A Sonogrammar
A sonogrammar is a mythic technology and the name for the object it makes. It is both method of listening for auditory system in a work and it is the figuration of findings: rhythmic pattern, correspondence, dissonance.
The poems in this collection conduct a systematic sonogrammar on Gertrude Stein’s Tender Buttons (1914), reading this exquisite and perplexing modernist text as meaningful first and foremost at the level of sound. The collection de-forms and re-articulates the sound of writing to learn what Stein still teaches about the interdepending work of intonation, punctuation and grammar in the creation of rhythm.
Because rhythm interlaces a writer with a locality – materially, at the level of wave and vibration – A Sonogrammar is also testament to the way poetry can work (as light and colour work) to construct a timespace. It is an ode to Stein’s capacity to undiscipline sentences, building syntactic room inside them for divergence and differentiation.

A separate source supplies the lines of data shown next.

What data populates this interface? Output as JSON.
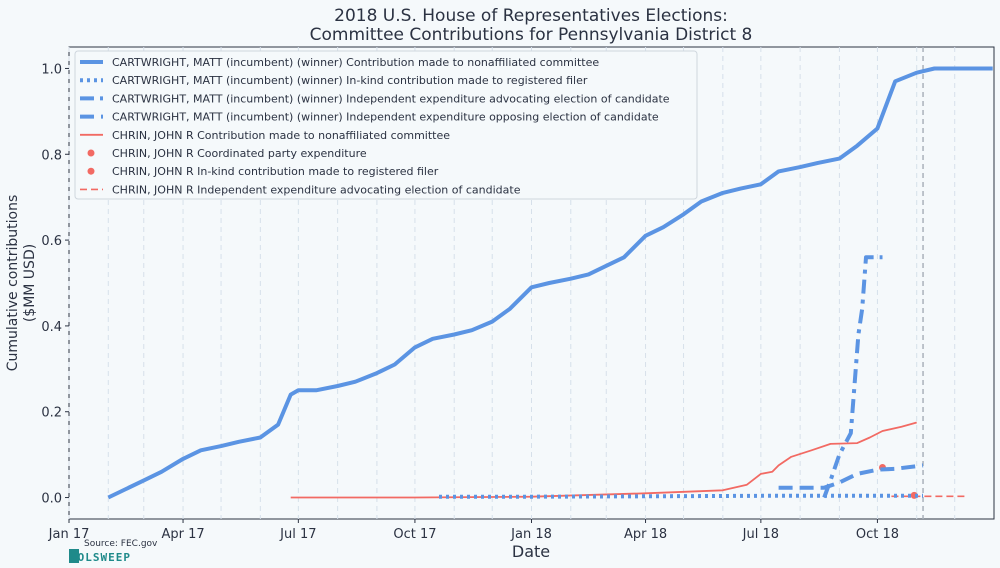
{
  "chart_data": {
    "type": "line",
    "title": "2018 U.S. House of Representatives Elections:",
    "subtitle": "Committee Contributions for Pennsylvania District 8",
    "xlabel": "Date",
    "ylabel": [
      "Cumulative contributions",
      "($MM USD)"
    ],
    "ylim": [
      -0.05,
      1.05
    ],
    "xlim": [
      "2017-01-01",
      "2019-01-01"
    ],
    "x_tick_labels": [
      "Jan 17",
      "Apr 17",
      "Jul 17",
      "Oct 17",
      "Jan 18",
      "Apr 18",
      "Jul 18",
      "Oct 18"
    ],
    "y_tick_labels": [
      "0.0",
      "0.2",
      "0.4",
      "0.6",
      "0.8",
      "1.0"
    ],
    "y_ticks": [
      0.0,
      0.2,
      0.4,
      0.6,
      0.8,
      1.0
    ],
    "grid": "vertical dashed",
    "legend_position": "top-left",
    "election_day": "2018-11-06",
    "series": [
      {
        "name": "CARTWRIGHT, MATT (incumbent) (winner) Contribution made to nonaffiliated committee",
        "color": "#5b94e3",
        "style": "solid-thick",
        "x": [
          "2017-02-01",
          "2017-02-15",
          "2017-03-01",
          "2017-03-15",
          "2017-04-01",
          "2017-04-15",
          "2017-05-01",
          "2017-05-15",
          "2017-06-01",
          "2017-06-15",
          "2017-06-25",
          "2017-07-01",
          "2017-07-15",
          "2017-08-01",
          "2017-08-15",
          "2017-09-01",
          "2017-09-15",
          "2017-10-01",
          "2017-10-15",
          "2017-11-01",
          "2017-11-15",
          "2017-12-01",
          "2017-12-15",
          "2018-01-01",
          "2018-01-15",
          "2018-02-01",
          "2018-02-15",
          "2018-03-01",
          "2018-03-15",
          "2018-04-01",
          "2018-04-15",
          "2018-05-01",
          "2018-05-15",
          "2018-06-01",
          "2018-06-15",
          "2018-07-01",
          "2018-07-15",
          "2018-08-01",
          "2018-08-15",
          "2018-09-01",
          "2018-09-15",
          "2018-10-01",
          "2018-10-15",
          "2018-11-01",
          "2018-11-15",
          "2018-12-01",
          "2018-12-31"
        ],
        "values": [
          0.0,
          0.02,
          0.04,
          0.06,
          0.09,
          0.11,
          0.12,
          0.13,
          0.14,
          0.17,
          0.24,
          0.25,
          0.25,
          0.26,
          0.27,
          0.29,
          0.31,
          0.35,
          0.37,
          0.38,
          0.39,
          0.41,
          0.44,
          0.49,
          0.5,
          0.51,
          0.52,
          0.54,
          0.56,
          0.61,
          0.63,
          0.66,
          0.69,
          0.71,
          0.72,
          0.73,
          0.76,
          0.77,
          0.78,
          0.79,
          0.82,
          0.86,
          0.97,
          0.99,
          1.0,
          1.0,
          1.0
        ]
      },
      {
        "name": "CARTWRIGHT, MATT (incumbent) (winner) In-kind contribution made to registered filer",
        "color": "#5b94e3",
        "style": "dotted-thick",
        "x": [
          "2017-10-20",
          "2018-01-01",
          "2018-04-01",
          "2018-07-01",
          "2018-10-01",
          "2018-11-06"
        ],
        "values": [
          0.002,
          0.002,
          0.003,
          0.004,
          0.004,
          0.004
        ]
      },
      {
        "name": "CARTWRIGHT, MATT (incumbent) (winner) Independent expenditure advocating election of candidate",
        "color": "#5b94e3",
        "style": "dashdot-thick",
        "x": [
          "2018-08-20",
          "2018-08-25",
          "2018-09-01",
          "2018-09-10",
          "2018-09-16",
          "2018-09-19",
          "2018-09-22",
          "2018-09-25",
          "2018-10-05"
        ],
        "values": [
          0.0,
          0.04,
          0.1,
          0.15,
          0.38,
          0.44,
          0.56,
          0.56,
          0.56
        ]
      },
      {
        "name": "CARTWRIGHT, MATT (incumbent) (winner) Independent expenditure opposing election of candidate",
        "color": "#5b94e3",
        "style": "dashed-thick",
        "x": [
          "2018-07-15",
          "2018-08-20",
          "2018-09-01",
          "2018-09-15",
          "2018-10-01",
          "2018-10-15",
          "2018-11-06"
        ],
        "values": [
          0.023,
          0.023,
          0.035,
          0.055,
          0.065,
          0.067,
          0.075
        ]
      },
      {
        "name": "CHRIN, JOHN R Contribution made to nonaffiliated committee",
        "color": "#f26a63",
        "style": "solid",
        "x": [
          "2017-06-25",
          "2017-10-01",
          "2018-01-01",
          "2018-04-01",
          "2018-06-01",
          "2018-06-20",
          "2018-07-01",
          "2018-07-10",
          "2018-07-15",
          "2018-07-25",
          "2018-08-10",
          "2018-08-25",
          "2018-09-15",
          "2018-09-25",
          "2018-10-05",
          "2018-10-20",
          "2018-11-01"
        ],
        "values": [
          0.0,
          0.0,
          0.002,
          0.01,
          0.017,
          0.03,
          0.055,
          0.06,
          0.075,
          0.095,
          0.11,
          0.125,
          0.127,
          0.14,
          0.155,
          0.165,
          0.175
        ]
      },
      {
        "name": "CHRIN, JOHN R Coordinated party expenditure",
        "color": "#f26a63",
        "style": "marker",
        "x": [
          "2018-10-05"
        ],
        "values": [
          0.07
        ]
      },
      {
        "name": "CHRIN, JOHN R In-kind contribution made to registered filer",
        "color": "#f26a63",
        "style": "marker",
        "x": [
          "2018-10-30"
        ],
        "values": [
          0.005
        ]
      },
      {
        "name": "CHRIN, JOHN R Independent expenditure advocating election of candidate",
        "color": "#f26a63",
        "style": "dashed",
        "x": [
          "2018-10-12",
          "2018-12-10"
        ],
        "values": [
          0.003,
          0.003
        ]
      }
    ]
  },
  "source": "Source: FEC.gov",
  "logo": "VOLSWEEP"
}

Kay L. Are is an Australian multimodal writer and artist, raised as a settler on Dharug land in the Blue Mountains and now living on Wurundjeri land in exurban Narrm. She has taught Creative Writing and Spanish and Latin American Studies at the University of Melbourne, where she now researches and advises on feminist, relational and art-based education. Her poems, chapbooks and visual work have appeared in print, online and exhibition spaces including Cordite Poetry Review, Southerly, Island, Meanjin, HEAT, ctrl+v, Stilts, Meniscus, Double Dialogues, Telephone, Lab14 and various book collections, but A Sonogrammar is her first full-length collection. It was Highly Commended in the Puncher and Wattman First Book of Poetry Prize (2020).